SAN FRANCISCO—According to members of the Hotel Council of San Francisco, the California Hotel and Lodging Association (CHLA), workplace safety experts and San Francisco’s business community, the San Francisco Board of Supervisors’ approval of the Healthy Buildings ordinance puts hotel employees at greater risk of exposure to COVID-19. According to these groups, the ordinance will also delay those workers’ return to work and adds costly and unnecessary cleaning requirements to a single industry while exempting the supervisors’ own offices.

The groups reiterated their strong opposition to the ordinance’s mandates that require repeated cleaning of low-touch hotel walls and chandeliers that exceed Centers for Disease Control and Prevention (CDC) and California’s Department of Public Health (CDPH) recommendations.

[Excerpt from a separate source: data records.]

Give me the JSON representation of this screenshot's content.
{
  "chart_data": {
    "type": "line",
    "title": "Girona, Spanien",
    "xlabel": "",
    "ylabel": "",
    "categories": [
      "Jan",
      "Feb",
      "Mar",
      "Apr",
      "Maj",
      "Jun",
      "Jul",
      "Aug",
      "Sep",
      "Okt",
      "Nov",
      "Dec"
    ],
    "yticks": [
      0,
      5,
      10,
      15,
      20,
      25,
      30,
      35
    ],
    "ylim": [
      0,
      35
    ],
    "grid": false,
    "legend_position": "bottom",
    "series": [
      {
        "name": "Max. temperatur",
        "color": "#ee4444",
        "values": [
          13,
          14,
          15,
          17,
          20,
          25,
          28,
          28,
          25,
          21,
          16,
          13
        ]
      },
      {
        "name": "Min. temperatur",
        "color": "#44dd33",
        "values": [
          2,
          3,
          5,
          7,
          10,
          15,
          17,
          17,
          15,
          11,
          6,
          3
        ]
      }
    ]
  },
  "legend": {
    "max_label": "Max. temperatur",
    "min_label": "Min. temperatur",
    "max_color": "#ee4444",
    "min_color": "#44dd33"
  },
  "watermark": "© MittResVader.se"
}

“This ordinance does little to serve the public good, harms the No. 1 industry in San Francisco and further delays the return of more than 25,000 San Francisco hotel employees to work,” said Kevin Carroll, president/CEO of the Hotel Council of San Francisco.

“Today’s supervisors’ vote may be the death knell for several San Francisco hotels and their employees,” said Lynn S. Mohrfeld, president/CEO of the CHLA. “The ordinance’s overreaching and costly standards will delay San Francisco hotels’ ability to reopen, pushing some of them to the breaking point of survival in an already overregulated, overtaxed city.”

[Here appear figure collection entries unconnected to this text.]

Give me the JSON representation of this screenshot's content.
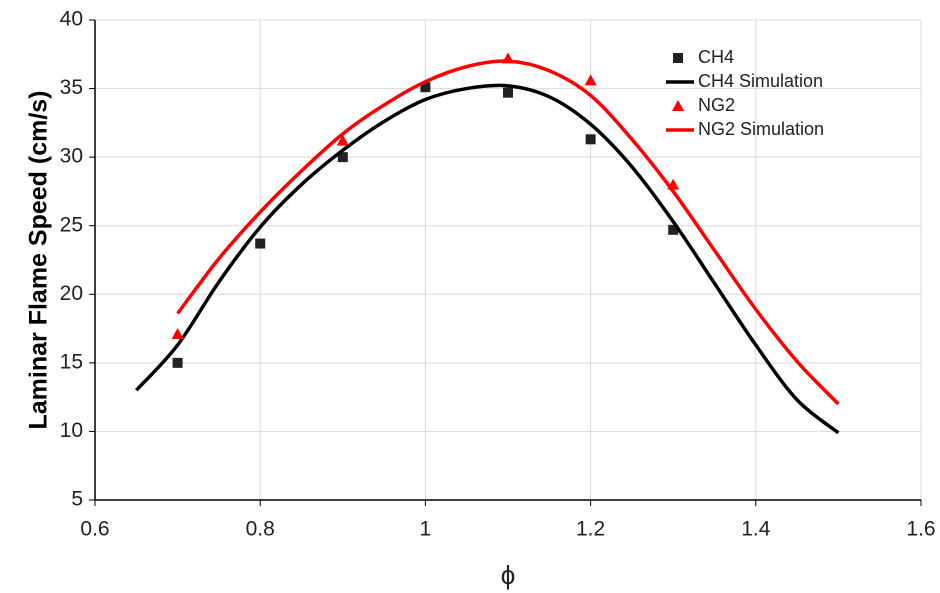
{
  "chart_data": {
    "type": "scatter",
    "x_label": "ϕ",
    "y_label": "Laminar Flame Speed (cm/s)",
    "xlim": [
      0.6,
      1.6
    ],
    "xticks": [
      0.6,
      0.8,
      1,
      1.2,
      1.4,
      1.6
    ],
    "ylim": [
      5,
      40
    ],
    "yticks": [
      5,
      10,
      15,
      20,
      25,
      30,
      35,
      40
    ],
    "grid": true,
    "legend": "upper right",
    "series": [
      {
        "name": "CH4",
        "color": "#222222",
        "mode": "markers",
        "marker": "square",
        "x": [
          0.7,
          0.8,
          0.9,
          1.0,
          1.1,
          1.2,
          1.3
        ],
        "values": [
          15,
          23.7,
          30,
          35.1,
          34.7,
          31.3,
          24.7
        ]
      },
      {
        "name": "CH4 Simulation",
        "color": "#000000",
        "mode": "line",
        "x": [
          0.65,
          0.7,
          0.75,
          0.8,
          0.85,
          0.9,
          0.95,
          1.0,
          1.05,
          1.1,
          1.15,
          1.2,
          1.25,
          1.3,
          1.35,
          1.4,
          1.45,
          1.5
        ],
        "values": [
          13,
          16.3,
          20.9,
          24.9,
          28,
          30.5,
          32.6,
          34.2,
          35,
          35.2,
          34.4,
          32.4,
          29.3,
          25.3,
          20.8,
          16.3,
          12.3,
          9.9
        ]
      },
      {
        "name": "NG2",
        "color": "#ff0000",
        "mode": "markers",
        "marker": "triangle",
        "x": [
          0.7,
          0.9,
          1.1,
          1.2,
          1.3
        ],
        "values": [
          17.1,
          31.2,
          37.2,
          35.6,
          28
        ]
      },
      {
        "name": "NG2 Simulation",
        "color": "#ff0000",
        "mode": "line",
        "x": [
          0.7,
          0.75,
          0.8,
          0.85,
          0.9,
          0.95,
          1.0,
          1.05,
          1.1,
          1.15,
          1.2,
          1.25,
          1.3,
          1.35,
          1.4,
          1.45,
          1.5
        ],
        "values": [
          18.6,
          22.6,
          26,
          29,
          31.7,
          33.8,
          35.5,
          36.6,
          37,
          36.3,
          34.5,
          31.3,
          27.5,
          23.2,
          18.9,
          15.1,
          12
        ]
      }
    ]
  }
}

The ordinance, Cleaning and Disease Prevention Standards in Tourist Hotels and Large Commercial Office Buildings, was proposed by Supervisor Aaron Peskin on behalf of supporters at labor union UniteHere Local 2. The ordinance demands that employees clean occupied rooms when a guest stays multiple days, unless the occupant refuses daily cleaning, dramatically increasing potential exposure risks for employees.

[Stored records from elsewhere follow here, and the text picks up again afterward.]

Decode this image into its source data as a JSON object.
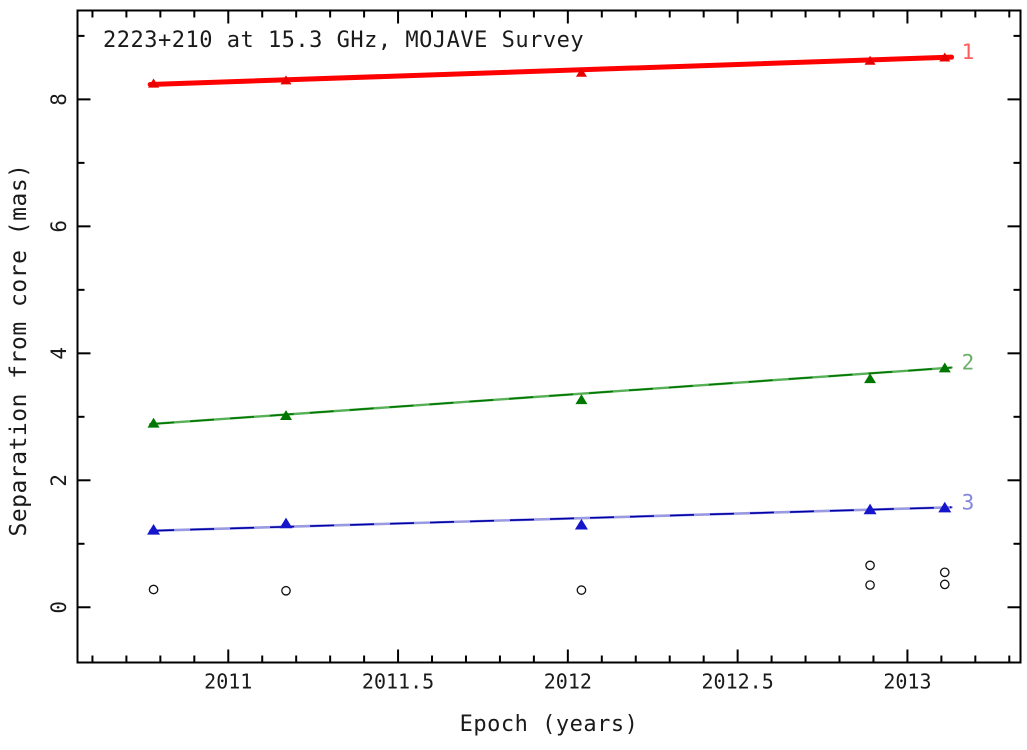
{
  "chart_data": {
    "type": "scatter",
    "title": "2223+210 at 15.3 GHz, MOJAVE Survey",
    "xlabel": "Epoch (years)",
    "ylabel": "Separation from core (mas)",
    "xlim": [
      2010.556,
      2013.333
    ],
    "ylim": [
      -0.87,
      9.4
    ],
    "x_major_ticks": [
      2011,
      2011.5,
      2012,
      2012.5,
      2013
    ],
    "x_tick_labels": [
      "2011",
      "2011.5",
      "2012",
      "2012.5",
      "2013"
    ],
    "x_minor_step": 0.1,
    "y_major_ticks": [
      0,
      2,
      4,
      6,
      8
    ],
    "y_tick_labels": [
      "0",
      "2",
      "4",
      "6",
      "8"
    ],
    "y_minor_step": 1,
    "legend_position": "inline-right-labels",
    "grid": false,
    "epochs": [
      2010.78,
      2011.17,
      2012.04,
      2012.89,
      2013.11
    ],
    "series": [
      {
        "label": "1",
        "name": "component-1",
        "marker": "triangle",
        "marker_color": "#e80000",
        "marker_size": 11,
        "line_color": "#ff0000",
        "line_width": 5,
        "overlay_color": "",
        "label_color": "#ff5c5c",
        "x": [
          2010.78,
          2011.17,
          2012.04,
          2012.89,
          2013.11
        ],
        "y": [
          8.25,
          8.3,
          8.42,
          8.61,
          8.66
        ],
        "fit": {
          "x1": 2010.77,
          "y1": 8.235,
          "x2": 2013.13,
          "y2": 8.665
        }
      },
      {
        "label": "2",
        "name": "component-2",
        "marker": "triangle",
        "marker_color": "#007700",
        "marker_size": 12,
        "line_color": "#58b058",
        "line_width": 2.4,
        "overlay_color": "#007700",
        "label_color": "#6ab06a",
        "x": [
          2010.78,
          2011.17,
          2012.04,
          2012.89,
          2013.11
        ],
        "y": [
          2.9,
          3.02,
          3.27,
          3.6,
          3.77
        ],
        "fit": {
          "x1": 2010.77,
          "y1": 2.885,
          "x2": 2013.13,
          "y2": 3.775
        }
      },
      {
        "label": "3",
        "name": "component-3",
        "marker": "triangle",
        "marker_color": "#1515cc",
        "marker_size": 13,
        "line_color": "#9a9ae2",
        "line_width": 2.6,
        "overlay_color": "#0000a8",
        "label_color": "#8585dd",
        "x": [
          2010.78,
          2011.17,
          2012.04,
          2012.89,
          2013.11
        ],
        "y": [
          1.22,
          1.32,
          1.3,
          1.54,
          1.57
        ],
        "fit": {
          "x1": 2010.77,
          "y1": 1.205,
          "x2": 2013.13,
          "y2": 1.575
        }
      }
    ],
    "unidentified_components": {
      "marker": "open-circle",
      "color": "#111111",
      "points": [
        [
          2010.78,
          0.28
        ],
        [
          2011.17,
          0.26
        ],
        [
          2012.04,
          0.27
        ],
        [
          2012.89,
          0.66
        ],
        [
          2012.89,
          0.35
        ],
        [
          2013.11,
          0.55
        ],
        [
          2013.11,
          0.36
        ]
      ]
    }
  }
}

“There is no need to increase the number of times a hotel employee must enter and clean a guestroom when it is not changing occupants, risking exposure to the coronavirus should it be present,” said Len Welsh, former chief of California’s Division of Occupational Safety and Health (Cal/OSHA), the state agency responsible for employee health and safety standards. “This ordinance appears well-intentioned, but some of its provisions could be thought out more carefully.”

The ordinance will add $220,000 in costs for the average 250-room hotel, according to an independent study by  Hotel Asset Value Enhancement (HotelAVE), which calculated costs per occupied room of the incremental cleaning and operating requirements such as labor, materials and laundry, unique to the ordinance. These costs are on top of an estimated $498,000 that the average 250-room hotel will incur to install the best practices for cleaning and social distancing as recommended by CDC, CDPH and the hotel associations and major hotel brands. 

San Francisco hotels have worked closely with CDC recommendations, Gov. Gavin Newsom, CDPH, Cal/OSHA and San Francisco’s public health office to develop health safety standards that exceed any other industry, short of hospitals. Those Clean + Safe guidelines were issued April 30, more than two months before Peskin introduced his ordinance, which came almost three weeks after Gov. Newsom allowed counties to reopen hotels. The hotel standards include the following:

  • Customized COVID-19 plans for hotels
  • Employee safety trainings in English and Spanish
  • Clear and appropriate social-distancing signage
  • Delivery and use of personal protective equipment (PPE) for employees
  • Cleaning directions that keep employees and guests safe

The hotel standards follow the CDC, CDPH and Cal/OSHA recommendations that have been utilized as guidance by 54 of 58 California counties.